Selfridges for sale, bidders include sovereign wealth funds – WWD – Marseille News

LONDON – It’s official. Selfridges is considering a sale and Credit Suisse advisers have sent a briefing note to potential investors, industry sources say.

The Times of London reported the news on Monday, following an earlier report in June that the company was considering a sale after being approached by a potential bidder with a bid of more than £ 4bn for its UK businesses , Irish and Dutch. It is understood that the Canadian company is not included.

The announced offer follows the death of Galen Weston at the age of 80 after a long illness. The late Weston had been the head of food, retail and real estate companies in North America, the UK and Europe. Among its holdings were Selfridges Group, comprising four stores in the UK; Brown Thomas and Arnotts in Ireland; De Bijenkorf in the Netherlands and Holt Renfrew in Canada.

Sources said sovereign wealth funds such as Abu Dhabi’s Adia, Saudi Arabia’s Public Investment Fund and Qatar Investment Authority, which already own Harrods, were interested bidders. Lane Crawford from Hong Kong is also seen as a potential buyer.

It is understood that two or three potential buyers had already expressed their interest, but no formal offer had been made.

George Wallace, CEO of MHE Retail, said £ 4bn is a steep price, but “as we saw when the Qataris bought Harrods a few years ago, wealth funds are willing to pay a price. bonus for trophies, and Selfridges is a rare gem.

“The company has a global audience and physical purchases are the key to the brand. This adds additional risk as the outlook for international travel remains uncertain. Customer traffic is low now, but I’m guessing there will eventually be a big bounce and crowds will return, however long it may take. It’s hard to say how long the process will last, but it won’t be a clearance sale, ”he added.

Guy Elliott, senior vice president of retail at Publicis Sapient, speculated that the Weston family “might not want to wait as long as recovery might take, because as glamorous as a Selfridges destination is, a store with such historic stature is not immune to changing consumer habits, and has experienced its most difficult year in its 113-year history due to the pandemic, or “perhaps the ownership icon that held such a special place in Galen Weston’s heart, with her passing, the group is looking to part with an aging and distressed asset.

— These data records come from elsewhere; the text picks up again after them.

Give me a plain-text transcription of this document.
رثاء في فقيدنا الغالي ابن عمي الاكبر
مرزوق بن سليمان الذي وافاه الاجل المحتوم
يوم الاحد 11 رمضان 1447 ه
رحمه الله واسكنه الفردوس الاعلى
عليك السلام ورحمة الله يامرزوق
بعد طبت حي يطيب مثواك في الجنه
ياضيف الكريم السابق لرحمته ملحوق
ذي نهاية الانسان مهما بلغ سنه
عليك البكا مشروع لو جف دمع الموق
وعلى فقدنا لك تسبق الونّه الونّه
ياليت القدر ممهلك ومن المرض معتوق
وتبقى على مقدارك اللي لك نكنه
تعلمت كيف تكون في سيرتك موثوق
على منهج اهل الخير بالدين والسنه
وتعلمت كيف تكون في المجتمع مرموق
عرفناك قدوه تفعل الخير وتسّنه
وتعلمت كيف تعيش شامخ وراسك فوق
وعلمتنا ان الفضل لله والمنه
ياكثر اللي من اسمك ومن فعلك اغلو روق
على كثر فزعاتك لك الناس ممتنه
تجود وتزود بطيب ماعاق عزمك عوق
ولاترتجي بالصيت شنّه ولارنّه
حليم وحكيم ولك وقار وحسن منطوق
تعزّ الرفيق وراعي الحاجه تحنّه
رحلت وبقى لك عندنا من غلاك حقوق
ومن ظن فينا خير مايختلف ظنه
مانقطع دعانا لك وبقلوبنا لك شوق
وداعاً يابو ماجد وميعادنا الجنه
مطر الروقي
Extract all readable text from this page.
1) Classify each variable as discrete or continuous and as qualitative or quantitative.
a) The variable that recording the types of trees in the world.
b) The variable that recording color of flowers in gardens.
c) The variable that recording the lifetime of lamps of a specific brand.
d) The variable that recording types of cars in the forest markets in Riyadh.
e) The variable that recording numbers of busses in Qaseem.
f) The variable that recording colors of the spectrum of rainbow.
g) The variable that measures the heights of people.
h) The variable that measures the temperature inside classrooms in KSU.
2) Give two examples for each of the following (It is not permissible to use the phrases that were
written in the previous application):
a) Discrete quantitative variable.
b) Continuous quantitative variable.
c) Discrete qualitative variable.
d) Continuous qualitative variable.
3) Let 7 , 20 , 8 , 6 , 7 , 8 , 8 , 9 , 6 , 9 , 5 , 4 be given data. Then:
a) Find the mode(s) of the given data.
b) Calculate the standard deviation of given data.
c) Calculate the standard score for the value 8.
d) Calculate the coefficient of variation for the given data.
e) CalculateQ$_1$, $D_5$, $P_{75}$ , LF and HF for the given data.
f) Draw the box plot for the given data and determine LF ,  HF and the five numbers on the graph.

The property for sale is estimated at only about half the price of £ 4 billion. Elliott said it would be wise to assume that the end buyer would seek to capitalize on their first brand, and that would end up being a “centerpiece” purchase rather than a purely financial investment.

He also pointed out that despite all the market interest and the auction process, the Weston family could still decide not to sell in the end. “How? ‘Or’ What [the second half of] 2021 in terms of recovery is likely to be the deciding factor, ”Elliott added.

As reported in May, the Weston family has seen their wealth increase from £ 470million to £ 11 billion in the past year, making them the 10th richest family in the UK, according to an annual ranking by the UK. Sunday Times London.

Although Selfridges has been affected by the lockdown and social distancing measures of COVID-19, it remains a forward-thinking retailer in London and a destination store, establishing a host of collaborations and new concepts.

During the lockdown last July, the store laid off 14% of its employees, or 450 jobs, and said it was preparing for tough times due to the impact of the lockdown closures.

At the time, the group’s chief executive, Anne Pitcher, predicted the recovery would be slow, with sales forecasts for 2020 “considerably lower” than in 2019.

She said the store needed to make “fundamental changes” and had looked at all aspects of the business: “our structures, our costs, our working methods – from top to bottom, leaving no stone unturned to ensure that we are fit for purpose and future.

Among the changes, Selfridges unveiled a bold look at its Birmingham, England store on Monday, with its curvy blue shape and large silver disc facade now covered in black and pink patterns designed by Osman Yousefzada.

The public art commission, titled “Infinity Pattern 1,” covers over 107,639 square feet and is a radical new landmark for the city.

It will be on full display until the end of the year and will be phased out next year while the store will undergo extensive renovations until next summer. It should be finished just before the Commonwealth Games.